Eita, que a viagem foi boa! :)
Anônimo disse…
"aqui me transformei
num autêntico boquinha de cais".

Carlos Pena filho deve estar tendo convulsões por alguns copos de chopes por isso. Logo ele que "profetizava" tanto seu querido Recife e seu doce tom acolhedor, por seus poetas, boêmios, prostitutas, marginais e até donzelas... mas jamais por qualquer um que chegasse se dizendo "um autêntico boquinha de cais".
leonardo marona disse…
querido anônimo, desculpe se ofendo o saudoso pena filho, mas eu apenas ouvi essa expressão na rua e achei muito engraçada, realmente algo que um marinheiro bêbado poderia dizer... mas, de fato, quem sou eu... aliás, quem é você? por que os de opiniões contundentes são sempre anônimos? de qualquer forma um grande abraço e, mais uma vez, desculpe macular o aclamada história da cidade que é propriedade de Carlos Pena Filho.
Carla S.M. disse…
Lembrei-me da evocação do recife e senti saudade da casa do totonho da infancia de M. bandeira.
Quanto ao "boquinha de cais", já dizia o poeta:
"Foi há muito tempo...
A vida não me chegava pelos jornais nem pelos livros
Vinha da boca do povo na língua errada do povo
Língua certa do povo"
Anônimo disse…
Own!! Desculpe se o ofendi, preciso confessar que a culpa foi dos meus olhos cansados.

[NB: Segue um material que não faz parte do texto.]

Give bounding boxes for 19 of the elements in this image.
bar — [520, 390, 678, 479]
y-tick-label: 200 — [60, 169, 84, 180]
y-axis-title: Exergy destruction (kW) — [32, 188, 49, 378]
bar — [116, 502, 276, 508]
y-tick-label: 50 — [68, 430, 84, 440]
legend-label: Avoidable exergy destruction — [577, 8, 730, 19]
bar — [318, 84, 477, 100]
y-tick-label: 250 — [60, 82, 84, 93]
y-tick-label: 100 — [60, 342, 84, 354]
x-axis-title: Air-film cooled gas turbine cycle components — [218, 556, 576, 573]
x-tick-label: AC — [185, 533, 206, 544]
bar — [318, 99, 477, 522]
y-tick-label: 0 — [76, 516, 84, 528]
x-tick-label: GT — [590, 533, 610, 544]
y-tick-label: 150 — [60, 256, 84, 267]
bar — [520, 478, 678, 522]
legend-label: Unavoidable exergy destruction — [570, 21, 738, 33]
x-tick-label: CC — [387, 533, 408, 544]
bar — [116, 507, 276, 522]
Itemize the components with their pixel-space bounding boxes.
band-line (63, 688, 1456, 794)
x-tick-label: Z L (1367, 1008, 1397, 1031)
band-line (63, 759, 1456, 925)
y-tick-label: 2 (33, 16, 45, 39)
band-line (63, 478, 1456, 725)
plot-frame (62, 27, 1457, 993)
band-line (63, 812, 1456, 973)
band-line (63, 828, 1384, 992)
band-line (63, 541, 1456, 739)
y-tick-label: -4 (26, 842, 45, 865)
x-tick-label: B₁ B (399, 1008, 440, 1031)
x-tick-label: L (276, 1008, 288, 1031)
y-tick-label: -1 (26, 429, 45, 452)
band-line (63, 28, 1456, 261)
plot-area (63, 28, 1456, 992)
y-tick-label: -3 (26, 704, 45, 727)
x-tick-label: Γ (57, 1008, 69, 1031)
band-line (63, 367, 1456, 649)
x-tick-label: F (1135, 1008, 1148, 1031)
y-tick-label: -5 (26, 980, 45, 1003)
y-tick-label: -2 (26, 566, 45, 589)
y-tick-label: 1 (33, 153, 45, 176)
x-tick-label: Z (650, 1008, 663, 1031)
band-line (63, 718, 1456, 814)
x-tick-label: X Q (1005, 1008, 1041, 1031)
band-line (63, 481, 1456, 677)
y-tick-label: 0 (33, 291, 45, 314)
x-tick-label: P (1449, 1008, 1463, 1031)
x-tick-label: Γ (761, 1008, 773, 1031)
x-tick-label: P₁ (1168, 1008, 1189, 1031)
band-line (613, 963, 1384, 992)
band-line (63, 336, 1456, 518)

Eu enxerguei "boquete" no lugar de "boquinha" de cais! Sou anônima por uma simples questão de "semi-analfabetismo" digital. Sou péssima em lidar com essas questões de blogs, links, faces, spams, Html, Googles, Blogger, URL, OpenID, entre outras tantas barreiras que encontrei para conseguir postar essa mensagem. Mas não seja por isso, me chamo simplesmente Maria, e da Silva. Do Recife é claro e é provável que não tenha esbarrado com você durante sua passagem por aqui. Ganhei de presente de aniversário um livro seu porque gosto de poesias, só isso. Você não maculou a imagem do Recife, não tem poder para isso, ninguém tem. Parabéns pelo livro. As poesias que estão nele sim, essas são imaculadas. Parabéns pelo livro e desculpe a falha nos meus olhos, vou tratar de procurar um oftalmo urgentemente. Até.